Plasmodium falciparum (red sphere) grows in engineered liver tissue developed by MIT researchers to study malaria. The blue spheres represent the nuclei of cells that make up the microscale liver tissue. (Credit: Sandra March/Bhatia Lab, MIT)

Although malaria has been eradicated in many countries, including the United States, it still infects more than 200 million people worldwide, killing nearly a million every year. In regions where malaria is endemic, people rely on preventive measures such as mosquito netting and insecticides. Existing drugs can help, but the malaria parasite is becoming resistant to many of them.

Scientists working to develop new drugs and vaccines hope to target the parasite in the earliest stages of an infection, when it quietly reproduces itself in the human liver.

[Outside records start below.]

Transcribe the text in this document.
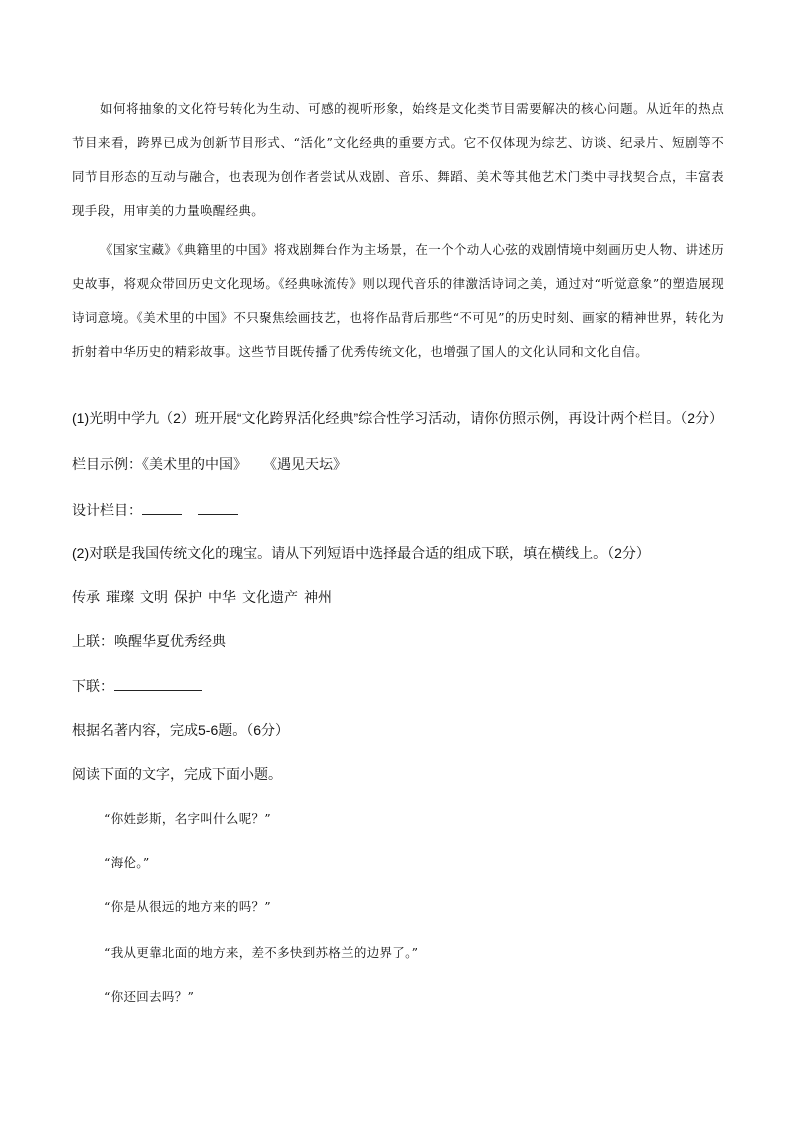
如何将抽象的文化符号转化为生动、可感的视听形象，始终是文化类节目需要解决的核心问题。从近年的热点节目来看，跨界已成为创新节目形式、“活化”文化经典的重要方式。它不仅体现为综艺、访谈、纪录片、短剧等不同节目形态的互动与融合，也表现为创作者尝试从戏剧、音乐、舞蹈、美术等其他艺术门类中寻找契合点，丰富表现手段，用审美的力量唤醒经典。

《国家宝藏》《典籍里的中国》将戏剧舞台作为主场景，在一个个动人心弦的戏剧情境中刻画历史人物、讲述历史故事，将观众带回历史文化现场。《经典咏流传》则以现代音乐的律激活诗词之美，通过对“听觉意象”的塑造展现诗词意境。《美术里的中国》不只聚焦绘画技艺，也将作品背后那些“不可见”的历史时刻、画家的精神世界，转化为折射着中华历史的精彩故事。这些节目既传播了优秀传统文化，也增强了国人的文化认同和文化自信。

(1)光明中学九（2）班开展“文化跨界活化经典”综合性学习活动，请你仿照示例，再设计两个栏目。（2分）

栏目示例：《美术里的中国》 《遇见天坛》

设计栏目：

(2)对联是我国传统文化的瑰宝。请从下列短语中选择最合适的组成下联，填在横线上。（2分）

传承 璀璨 文明 保护 中华 文化遗产 神州

上联：唤醒华夏优秀经典

下联：

根据名著内容，完成5-6题。（6分）

阅读下面的文字，完成下面小题。

“你姓彭斯，名字叫什么呢？”

“海伦。”

“你是从很远的地方来的吗？”

“我从更靠北面的地方来，差不多快到苏格兰的边界了。”

“你还回去吗？”
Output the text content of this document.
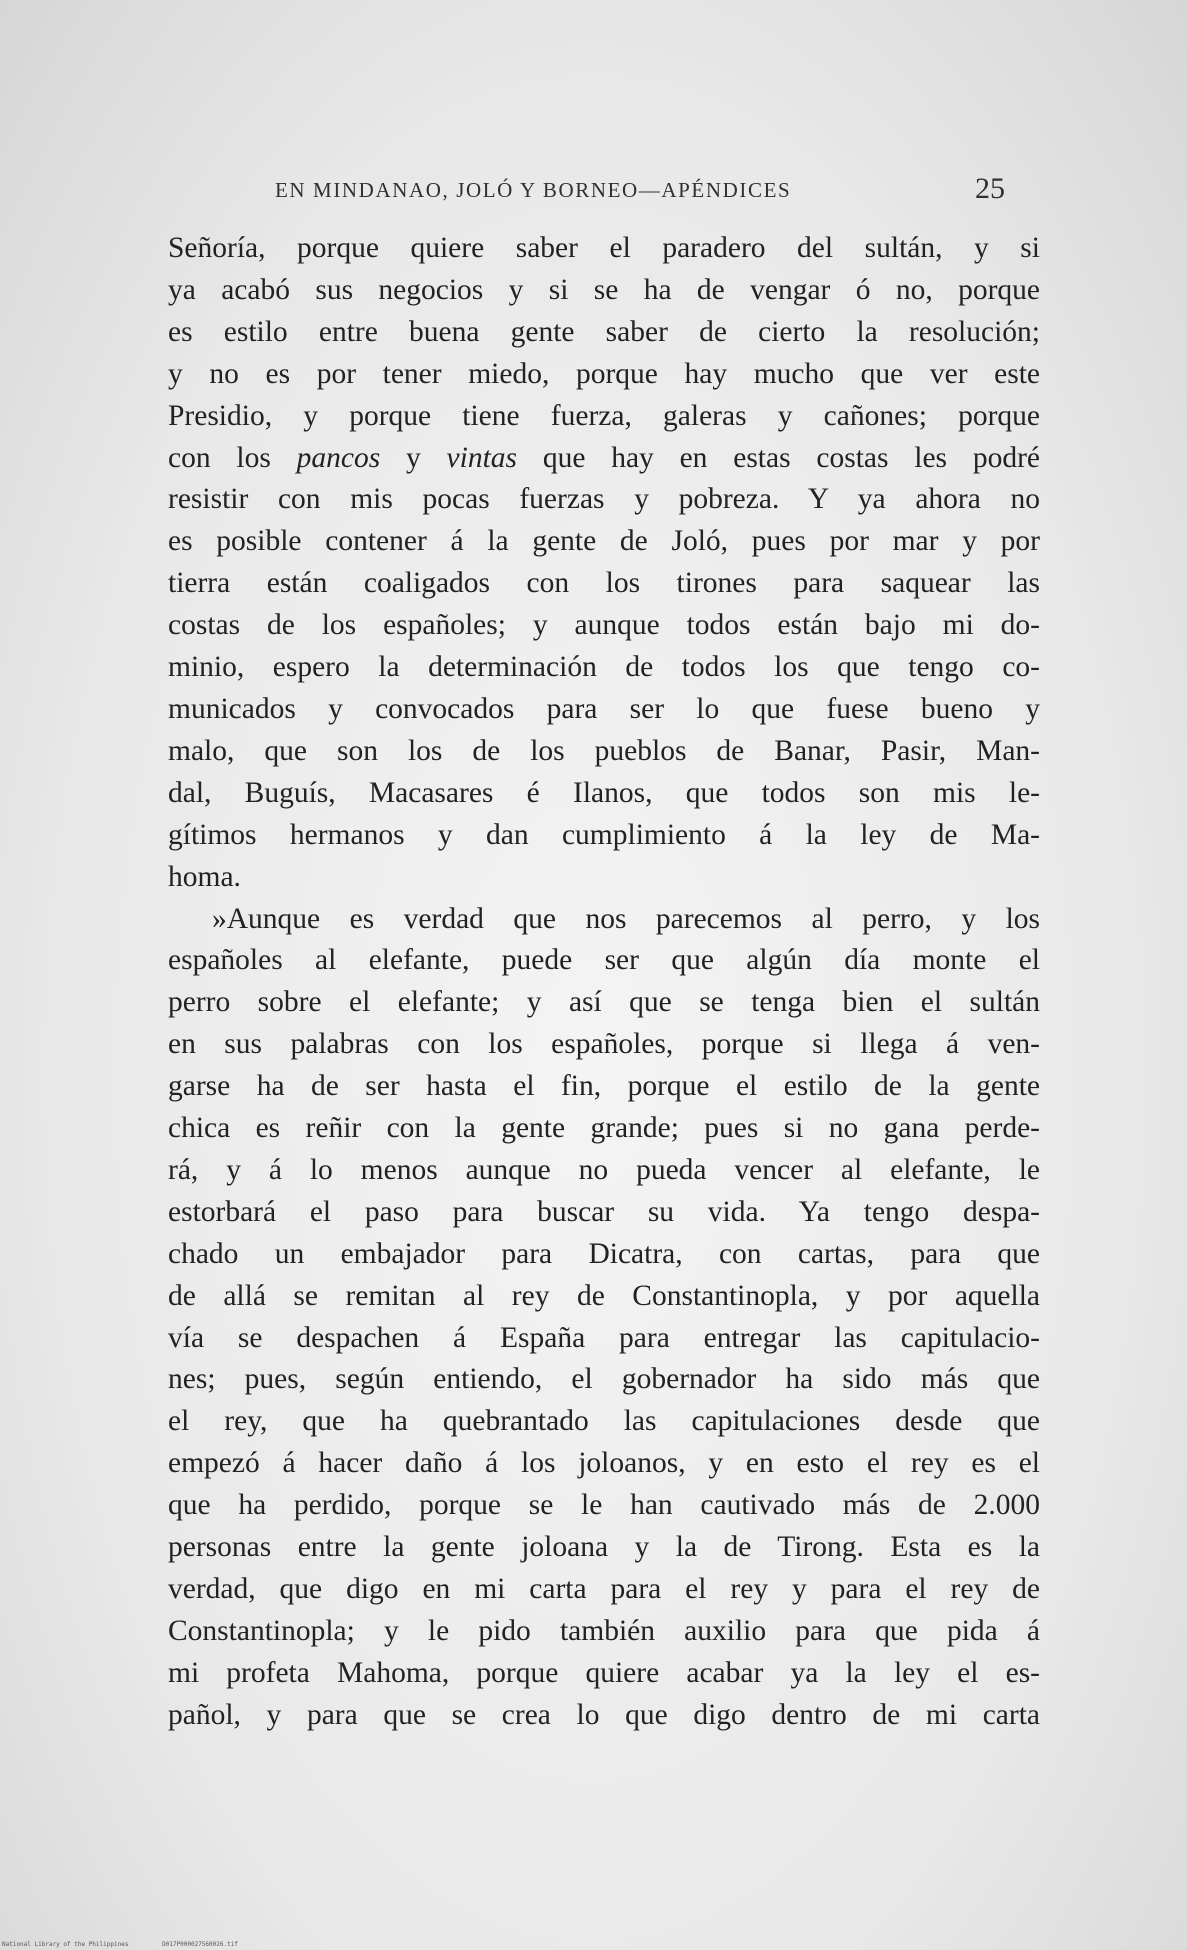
EN MINDANAO, JOLÓ Y BORNEO—APÉNDICES	25
Señoría, porque quiere saber el paradero del sultán, y si
ya acabó sus negocios y si se ha de vengar ó no, porque
es estilo entre buena gente saber de cierto la resolución;
y no es por tener miedo, porque hay mucho que ver este
Presidio, y porque tiene fuerza, galeras y cañones; porque
con los pancos y vintas que hay en estas costas les podré
resistir con mis pocas fuerzas y pobreza. Y ya ahora no
es posible contener á la gente de Joló, pues por mar y por
tierra están coaligados con los tirones para saquear las
costas de los españoles; y aunque todos están bajo mi do-
minio, espero la determinación de todos los que tengo co-
municados y convocados para ser lo que fuese bueno y
malo, que son los de los pueblos de Banar, Pasir, Man-
dal, Buguís, Macasares é Ilanos, que todos son mis le-
gítimos hermanos y dan cumplimiento á la ley de Ma-
homa.
»Aunque es verdad que nos parecemos al perro, y los
españoles al elefante, puede ser que algún día monte el
perro sobre el elefante; y así que se tenga bien el sultán
en sus palabras con los españoles, porque si llega á ven-
garse ha de ser hasta el fin, porque el estilo de la gente
chica es reñir con la gente grande; pues si no gana perde-
rá, y á lo menos aunque no pueda vencer al elefante, le
estorbará el paso para buscar su vida. Ya tengo despa-
chado un embajador para Dicatra, con cartas, para que
de allá se remitan al rey de Constantinopla, y por aquella
vía se despachen á España para entregar las capitulacio-
nes; pues, según entiendo, el gobernador ha sido más que
el rey, que ha quebrantado las capitulaciones desde que
empezó á hacer daño á los joloanos, y en esto el rey es el
que ha perdido, porque se le han cautivado más de 2.000
personas entre la gente joloana y la de Tirong. Esta es la
verdad, que digo en mi carta para el rey y para el rey de
Constantinopla; y le pido también auxilio para que pida á
mi profeta Mahoma, porque quiere acabar ya la ley el es-
pañol, y para que se crea lo que digo dentro de mi carta
National Library of the Philippines	D017P000027560026.tif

In a major step toward that goal, a team led by MIT researchers has now developed a way to grow liver tissue that can support the liver stage of the life cycle of the two most common species of malaria, Plasmodium falciparum and Plasmodium vivax. This system could be used to test drugs and vaccines against both species, says Sangeeta Bhatia, the John and Dorothy Wilson Professor of Health Sciences and Technology and Electrical Engineering and Computer Science at MIT.

Bhatia is the senior author of a paper describing the liver-tissue system in the July 17 issue of the journal Cell Host & Microbe. The paper’s lead author is Sandra March, a research scientist in Bhatia’s lab, and scientists from the Broad Institute, Sanaria Inc. and the University of Lisbon also contributed to the research.